Crucially, loneliness also lurks at every corner for the Millennial narrator; a reminder that all is not as well as it may seem for a generation characterised by its delaying of life’s traditional milestones. “I’m 29, I’m going to be 30 this year. When I was younger I thought I would be settled down by now and there have been a couple of relationships which I thought would be lifelong and it didn’t turn out that way.” She sighs and orders her thoughts. “So it’s kind of me being vulnerable and dealing with adulthood. I created all the beats and songs with those concepts in mind.”

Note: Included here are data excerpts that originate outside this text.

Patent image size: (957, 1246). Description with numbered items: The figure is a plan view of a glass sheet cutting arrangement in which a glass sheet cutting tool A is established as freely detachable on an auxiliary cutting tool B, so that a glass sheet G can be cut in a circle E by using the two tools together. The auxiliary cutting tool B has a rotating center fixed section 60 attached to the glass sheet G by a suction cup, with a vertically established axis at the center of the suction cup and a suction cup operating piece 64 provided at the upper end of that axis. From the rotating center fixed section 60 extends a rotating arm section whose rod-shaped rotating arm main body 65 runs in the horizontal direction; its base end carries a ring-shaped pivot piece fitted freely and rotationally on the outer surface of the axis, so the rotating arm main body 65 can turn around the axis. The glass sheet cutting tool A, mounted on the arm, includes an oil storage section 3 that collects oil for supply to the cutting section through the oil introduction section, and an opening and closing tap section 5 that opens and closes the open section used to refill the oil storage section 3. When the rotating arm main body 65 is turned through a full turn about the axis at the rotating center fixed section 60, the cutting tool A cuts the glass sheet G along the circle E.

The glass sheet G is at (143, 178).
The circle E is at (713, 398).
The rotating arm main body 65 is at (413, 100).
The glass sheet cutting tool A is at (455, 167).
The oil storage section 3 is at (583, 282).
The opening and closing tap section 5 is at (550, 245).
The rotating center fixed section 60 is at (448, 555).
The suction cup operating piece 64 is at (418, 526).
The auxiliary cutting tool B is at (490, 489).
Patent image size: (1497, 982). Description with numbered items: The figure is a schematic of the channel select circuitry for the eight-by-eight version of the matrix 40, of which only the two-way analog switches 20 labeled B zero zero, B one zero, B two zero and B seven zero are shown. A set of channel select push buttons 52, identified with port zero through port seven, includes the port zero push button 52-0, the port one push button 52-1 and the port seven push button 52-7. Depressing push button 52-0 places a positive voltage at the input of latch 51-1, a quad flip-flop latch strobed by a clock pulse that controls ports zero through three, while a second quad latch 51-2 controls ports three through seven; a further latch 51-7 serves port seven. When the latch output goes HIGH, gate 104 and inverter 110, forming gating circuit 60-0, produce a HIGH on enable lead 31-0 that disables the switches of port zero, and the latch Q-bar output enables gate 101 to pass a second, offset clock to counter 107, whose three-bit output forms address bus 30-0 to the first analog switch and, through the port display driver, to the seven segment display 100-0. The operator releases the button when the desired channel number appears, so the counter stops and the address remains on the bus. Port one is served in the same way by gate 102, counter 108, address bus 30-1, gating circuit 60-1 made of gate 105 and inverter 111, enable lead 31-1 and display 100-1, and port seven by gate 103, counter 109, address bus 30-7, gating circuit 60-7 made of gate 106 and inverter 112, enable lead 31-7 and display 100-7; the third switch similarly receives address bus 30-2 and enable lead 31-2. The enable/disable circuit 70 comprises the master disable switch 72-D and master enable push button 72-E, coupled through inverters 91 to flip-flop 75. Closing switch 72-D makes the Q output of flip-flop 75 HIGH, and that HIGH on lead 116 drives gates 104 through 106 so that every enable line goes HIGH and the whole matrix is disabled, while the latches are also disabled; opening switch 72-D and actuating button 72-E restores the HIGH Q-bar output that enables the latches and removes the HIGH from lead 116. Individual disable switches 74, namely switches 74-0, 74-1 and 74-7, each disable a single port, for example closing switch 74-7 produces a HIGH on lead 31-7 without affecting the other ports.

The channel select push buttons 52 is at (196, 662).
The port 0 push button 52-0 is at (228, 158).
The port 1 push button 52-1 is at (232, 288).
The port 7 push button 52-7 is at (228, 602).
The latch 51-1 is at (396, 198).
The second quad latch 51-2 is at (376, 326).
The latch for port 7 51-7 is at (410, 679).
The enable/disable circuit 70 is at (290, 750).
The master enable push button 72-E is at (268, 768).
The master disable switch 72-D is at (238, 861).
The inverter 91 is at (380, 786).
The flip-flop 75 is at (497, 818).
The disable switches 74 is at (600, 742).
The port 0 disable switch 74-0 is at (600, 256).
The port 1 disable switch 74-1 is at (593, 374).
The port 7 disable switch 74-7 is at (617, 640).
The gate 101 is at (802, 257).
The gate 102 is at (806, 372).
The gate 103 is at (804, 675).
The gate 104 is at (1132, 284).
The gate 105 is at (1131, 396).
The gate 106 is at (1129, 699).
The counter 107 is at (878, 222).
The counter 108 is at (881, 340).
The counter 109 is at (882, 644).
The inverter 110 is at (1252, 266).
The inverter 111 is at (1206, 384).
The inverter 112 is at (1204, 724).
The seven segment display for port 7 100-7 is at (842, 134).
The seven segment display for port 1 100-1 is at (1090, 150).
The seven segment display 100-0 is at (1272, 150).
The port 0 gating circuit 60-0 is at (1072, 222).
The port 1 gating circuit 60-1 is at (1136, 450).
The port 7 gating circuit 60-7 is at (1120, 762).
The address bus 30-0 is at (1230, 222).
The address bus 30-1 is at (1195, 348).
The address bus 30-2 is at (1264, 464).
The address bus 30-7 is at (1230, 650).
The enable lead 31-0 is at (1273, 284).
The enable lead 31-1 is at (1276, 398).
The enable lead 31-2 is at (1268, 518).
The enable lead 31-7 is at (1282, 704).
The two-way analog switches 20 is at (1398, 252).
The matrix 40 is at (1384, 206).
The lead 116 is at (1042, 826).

Her take on what passes for love for a queer woman in the 2010s is also boldly idiosyncratic; the characters in her sketches of romance’s early fumblings won’t find their lips meeting at the end of the same strand of spaghetti. Instead Harris-White acts out disturbing stalker-ish phone calls from flirtations gone sour and imagines first dates at comic book conventions as she packs her songs dense with references, from Seattle suburbia to sci-fi. “You were chillin’ with a sexy Trekkie,” she teases on ‘Comicon,’ “I’ll be your second in command.” It’s these quirks that imbue the album with a personality that’s light-years ahead of the love-song landscape in 2016. “It might lose the listener,” she asserts, “but it also engages them. I like making references that they might not get but they might want to research afterwards and it can spark their interest.”

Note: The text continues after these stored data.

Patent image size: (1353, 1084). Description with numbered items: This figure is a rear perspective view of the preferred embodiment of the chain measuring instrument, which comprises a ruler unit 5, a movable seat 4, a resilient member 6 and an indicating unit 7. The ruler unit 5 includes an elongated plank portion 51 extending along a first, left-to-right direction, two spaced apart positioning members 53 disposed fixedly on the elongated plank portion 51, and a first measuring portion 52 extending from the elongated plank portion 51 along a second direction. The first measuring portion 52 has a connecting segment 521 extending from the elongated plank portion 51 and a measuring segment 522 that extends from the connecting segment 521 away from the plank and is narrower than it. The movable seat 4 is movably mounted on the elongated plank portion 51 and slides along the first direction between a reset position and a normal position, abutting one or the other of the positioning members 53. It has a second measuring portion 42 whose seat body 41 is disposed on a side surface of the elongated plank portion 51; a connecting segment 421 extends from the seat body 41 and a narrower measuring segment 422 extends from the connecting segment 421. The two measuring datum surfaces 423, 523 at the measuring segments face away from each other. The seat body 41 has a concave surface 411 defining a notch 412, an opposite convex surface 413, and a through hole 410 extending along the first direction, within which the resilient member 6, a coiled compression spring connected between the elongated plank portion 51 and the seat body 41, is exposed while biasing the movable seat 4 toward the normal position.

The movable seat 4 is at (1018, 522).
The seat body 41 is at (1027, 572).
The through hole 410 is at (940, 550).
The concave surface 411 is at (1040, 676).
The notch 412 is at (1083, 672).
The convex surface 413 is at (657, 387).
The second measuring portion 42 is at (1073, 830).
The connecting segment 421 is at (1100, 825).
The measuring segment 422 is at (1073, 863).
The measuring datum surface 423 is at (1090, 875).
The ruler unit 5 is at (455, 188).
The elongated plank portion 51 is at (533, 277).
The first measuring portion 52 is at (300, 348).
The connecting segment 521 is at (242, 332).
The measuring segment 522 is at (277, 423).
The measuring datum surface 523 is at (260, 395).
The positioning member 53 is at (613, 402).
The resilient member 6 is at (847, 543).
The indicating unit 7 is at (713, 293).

The wholehearted embrace of the quirks that make up Cat Harris-White is what sets her apart, but she’s quick to point out that self-assurance didn’t always come so easily. Science fiction, which has been a constant thread running through the music she makes with both THEESatisfaction and Shabazz Palaces, embarrassed her at first. “I was kind of a closeted sci-fi fan,” she laughs. “My family likes DC Comics and Marvel and stuff like that and I was always like, ‘Oh, I dunno,’ and felt uncomfortable about it.” Since then she has honed an aesthetic indebted to the space-age musical pioneers of the ’70s and ’80s. “Michael Jackson is a huge afro-futurism sci-fi artist, which I don’t think is truly acknowledged,” she says. “He had <em>Moonwalker</em> and Captain Eo for Disney, the one where he’s the captain of a spaceship. Those things also inspired me in terms of being an entertainer who can have the sci-fi effect.”
Parliament, Sun Ra, and Erykah Badu are also name-dropped and she waxes lyrical on the “fearlessness” of the likes of Herbie Hancock, Prince, Stevie Wonder and Stanley Clarke, who refused to be straitjacketed not only by genre, but also by time and space. “Knowing your boundaries but not being pushed into a box, that’s what really inspires me.”